What are the Factors of Production? What do you mean by factor income and non-factor income? Read this article to know more.
The objective of any economy is to produce goods and services.
The more goods and services a country produces, the more income the country generates.
Then, why can’t we produce more goods and services? What are the requirements for the production of goods and services?
What are the factors of production?
Factors of production are those inputs used in the production process to produce the outputs (finished goods and services).
Factors of production are the resources used by people to produce goods and services.
There are mainly four factors of production. They are (1) Land (2) Labour (3) Physical Capital and (4) Human Capital.
Every production is organised by combining land, labour, physical capital and human capital, which are known as factors of production.
1. Land (Natural Resources)
The first factor of production is land.
However, in economics, by land, we mean all that is given to us free by nature.
This includes not just land, but anything that comes from the land.
Most of the natural resources like soil, water, forests, minerals, petroleum, sunlight, wind etc come under the category of land – the first factor of production.
Note: The income that the owners of the land earn in return for land resources is called rent.
2. Labour (Human Resources)
While natural resources are one factor of production, human resources are another.
The second factor of production – Labour – includes all efforts of human beings used for the production of goods and services. Labour include physical and mental labour.
Note: The income earned by labour resources is called wages.
3. Physical Capital (Man-made Resources)
Capital includes all the man-made resources used for producing goods and services like buildings, machines, equipment, vehicles, stock of materials etc.
Capital denotes all tools humans use to produce goods and services.

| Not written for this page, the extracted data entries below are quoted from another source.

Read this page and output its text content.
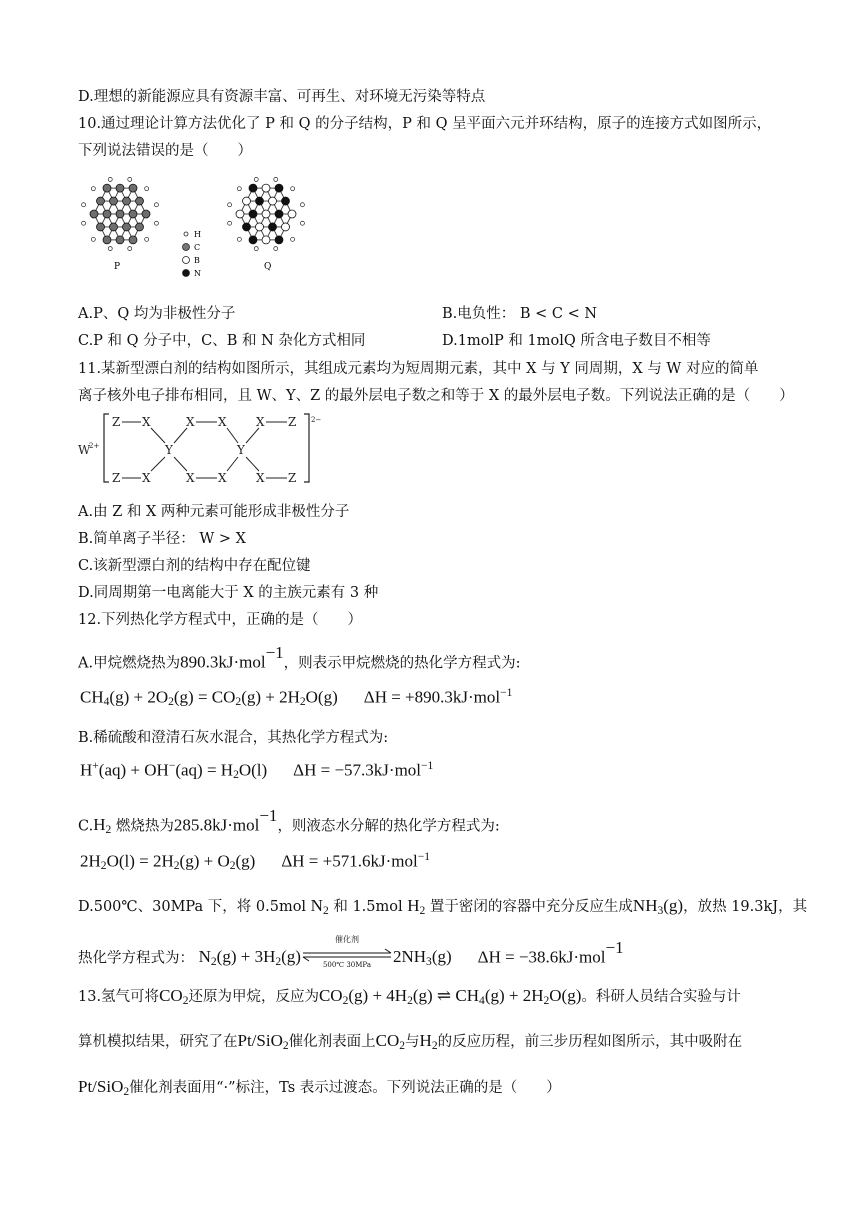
D.理想的新能源应具有资源丰富、可再生、对环境无污染等特点
10.通过理论计算方法优化了 P 和 Q 的分子结构，P 和 Q 呈平面六元并环结构，原子的连接方式如图所示，
下列说法错误的是（　　）
H
C
B
N
P	Q
A.P、Q 均为非极性分子	B.电负性： B < C < N
C.P 和 Q 分子中，C、B 和 N 杂化方式相同	D.1molP 和 1molQ 所含电子数目不相等
11.某新型漂白剂的结构如图所示，其组成元素均为短周期元素，其中 X 与 Y 同周期，X 与 W 对应的简单
离子核外电子排布相同，且 W、Y、Z 的最外层电子数之和等于 X 的最外层电子数。下列说法正确的是（　　）
W
2+
2−
Z X	X X X Z
Y	Y
Z X	X X X Z
A.由 Z 和 X 两种元素可能形成非极性分子
B.简单离子半径： W > X
C.该新型漂白剂的结构中存在配位键
D.同周期第一电离能大于 X 的主族元素有 3 种
12.下列热化学方程式中，正确的是（　　）
A.甲烷燃烧热为890.3kJ·mol$^{-1}$，则表示甲烷燃烧的热化学方程式为:
$CH_4(g) + 2O_2(g) = CO_2(g) + 2H_2O(g) \Delta H = +890.3kJ\cdot mol^{-1}$
B.稀硫酸和澄清石灰水混合，其热化学方程式为:
$H^+(aq) + OH^-(aq) = H_2O(l) \Delta H = -57.3kJ\cdot mol^{-1}$
$C.H_2$ 燃烧热为285.8kJ·mol$^{-1}$，则液态水分解的热化学方程式为:
$2H_2O(l) = 2H_2(g) + O_2(g) \Delta H = +571.6kJ\cdot mol^{-1}$
D.500℃、30MPa 下，将 0.5mol $N_2$ 和 1.5mol $H_2$ 置于密闭的容器中充分反应生成$NH_3(g)$，放热 19.3kJ，其
热化学方程式为： $N_2(g) + 3H_2(g)$
催化剂
500℃ 30MPa	$2NH_3(g) \Delta H = -38.6kJ\cdot mol^{-1}$
13.氢气可将$CO_2$还原为甲烷，反应为$CO_2(g) + 4H_2(g)$ ⇌ $CH_4(g) + 2H_2O(g)$。科研人员结合实验与计
算机模拟结果，研究了在Pt/SiO$_2$催化剂表面上$CO_2$与$H_2$的反应历程，前三步历程如图所示，其中吸附在
Pt/SiO$_2$催化剂表面用“·”标注，Ts 表示过渡态。下列说法正确的是（　　）
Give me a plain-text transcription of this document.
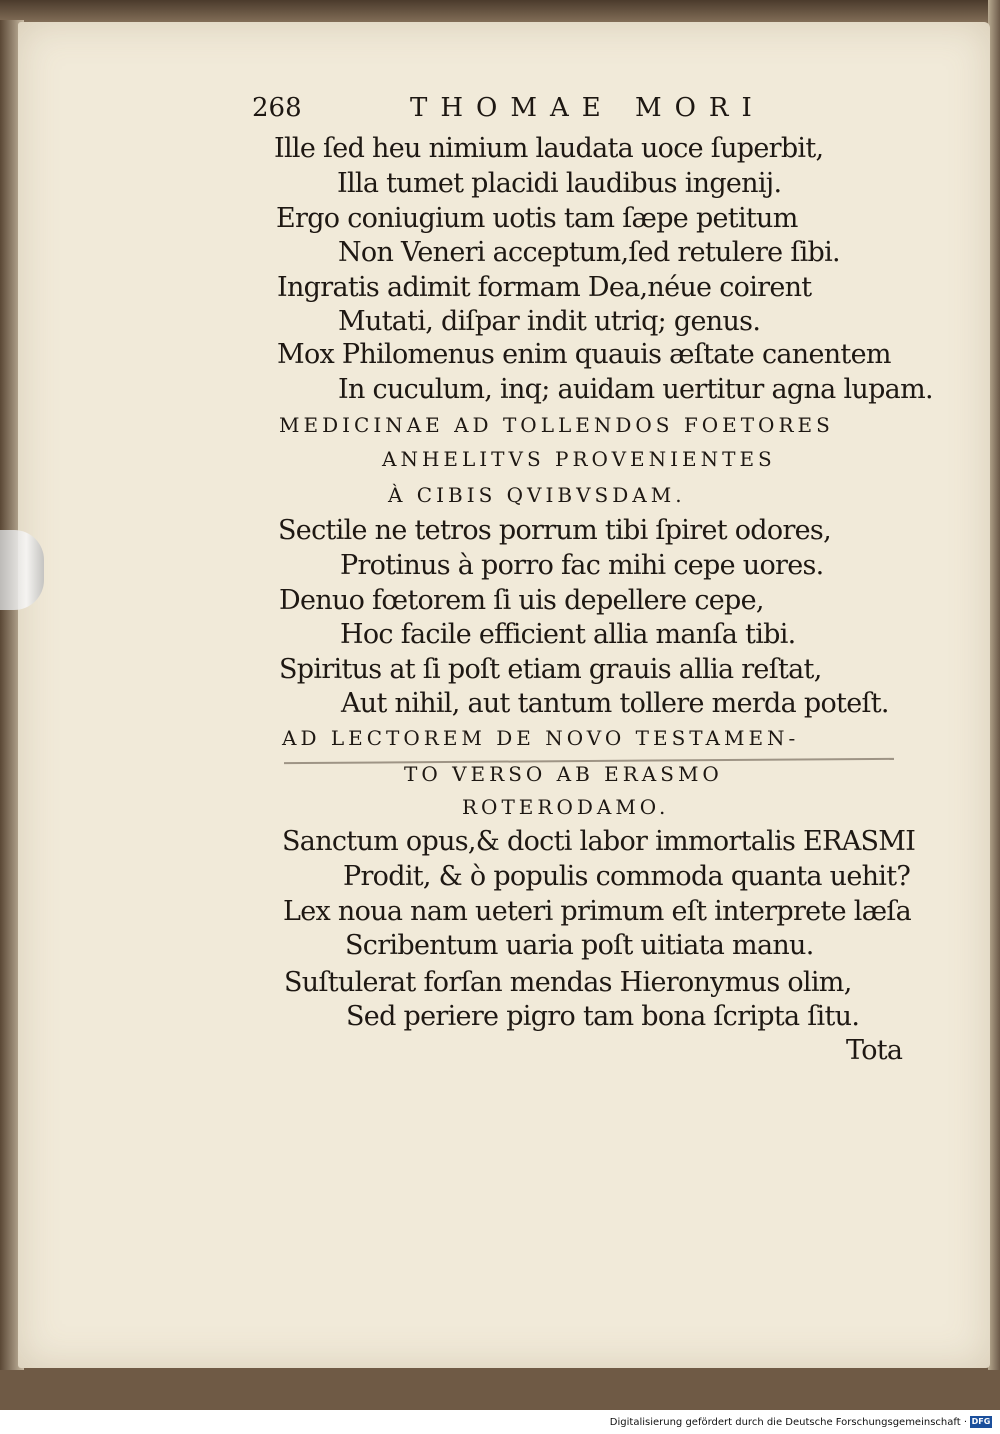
268	THOMAE MORI
Ille ſed heu nimium laudata uoce ſuperbit,
Illa tumet placidi laudibus ingenij.
Ergo coniugium uotis tam ſæpe petitum
Non Veneri acceptum,ſed retulere ſibi.
Ingratis adimit formam Dea,néue coirent
Mutati, diſpar indit utriq; genus.
Mox Philomenus enim quauis æſtate canentem
In cuculum, inq; auidam uertitur agna lupam.
MEDICINAE AD TOLLENDOS FOETORES
ANHELITVS PROVENIENTES
À CIBIS QVIBVSDAM.
Sectile ne tetros porrum tibi ſpiret odores,
Protinus à porro fac mihi cepe uores.
Denuo fœtorem ſi uis depellere cepe,
Hoc facile efficient allia manſa tibi.
Spiritus at ſi poſt etiam grauis allia reſtat,
Aut nihil, aut tantum tollere merda poteſt.
AD LECTOREM DE NOVO TESTAMEN-
TO VERSO AB ERASMO
ROTERODAMO.
Sanctum opus,& docti labor immortalis ERASMI
Prodit, & ò populis commoda quanta uehit?
Lex noua nam ueteri primum eſt interprete læſa
Scribentum uaria poſt uitiata manu.
Suſtulerat forſan mendas Hieronymus olim,
Sed periere pigro tam bona ſcripta ſitu.
Tota
Digitalisierung gefördert durch die Deutsche Forschungsgemeinschaft · DFG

For example, a stethoscope is the capital of a doctor.
Physical capital can be broadly divided into two categories – Fixed Capital and Working Capital.
Tools, machines, buildings etc that can be used in production over many years are called fixed capital.
Raw materials and money in hand are called working capital. Unlike tools, machines and buildings, these are used up in production.
You should note here that some economists do not consider money in hand as capital. This is because money merely facilitates trade, but it is not in itself a productive resource. Only if it is a productive resource, it can be considered as capital (fixed capital). It is not money but the capital goods such as machinery and tools bought by the money that are used to produce goods and services.
Note: The income earned by owners of capital resources is interest.
4. Human Capital (Entrepreneurship OR Entrepreneur OR Enterprise)
Only those with knowledge and entrepreneurial skills will be able to put together land, labour and physical capital and produce an output.
Thus the fourth factor of production is entrepreneurship. These days, entrepreneurship (the knowledge and skillset) is also known as Human Capital.
Unless somebody takes an initiative, no business can be started. The one who takes this initiative is termed an entrepreneur.
An entrepreneur is a person who combines the other factors of production – land, labour, and capital – to earn a profit.
Think of the entrepreneurship of Bill Gates, Elon Musk, or Jeff Bezos.
Note: The income accruing to the entrepreneur is termed as profit.
Income Types: Factor Income and Non-Factor Income
What is the meaning of income?
What are the types of income?
We have so far seen that people receive different types of incomes – rent, wages, interest, and profit.
We also receive gifts and donations from others without giving anything in return.
All these incomes can be grouped into two types of incomes – Factor incomes and Non-factor incomes
A factor income is an income accruing to a factor of production in return for the services rendered to the production unit.
For example for the services rendered, land receives rent, labour receives wages, capital receives interest, and entrepreneur receives profit.
Non- factor income
There are certain money receipts that do not involve any sacrifice on the part of their recipients. They are not earned by playing a role as a factor of production – hence this income has no connection with the production of any goods and services. Such incomes are known as non-factor income.
Examples include gifts, donation charities, taxes, fines etc.
No production activity is involved in getting these incomes.
These incomes are also called transfer incomes because such income merely represents the transfer of money without any good or service being provided in return for the receipts.
These incomes are not included in national income.
Why is it not easy to produce more goods and services?
Let’s try to find the answer to the question we raised at the beginning.
We have now learned that if we produce more goods and services we earn more income. It can be either as rent, wages, interest, or profit.
The more income a country generates, the richer it will become.
Then, why nations are not able to increase production? Why is it not easy to increase Gross Domestic Product (GDP)?
It is not easy to produce more goods are services because factors of production are limited in nature.
Yes, goods and services are scarce because the four factors of production (land, labour, capital, and entrepreneurship) are scarce.
Once we realise this concept, it is easy to understand most of the economic principles.
Economics is the study of how society allocates these scarce resources (land, labour, capital, and entrepreneurship) to produce output (goods and services).
The scarce resources – four factors of production – land, labour, capital, and entrepreneurship – form the building blocks of any economy.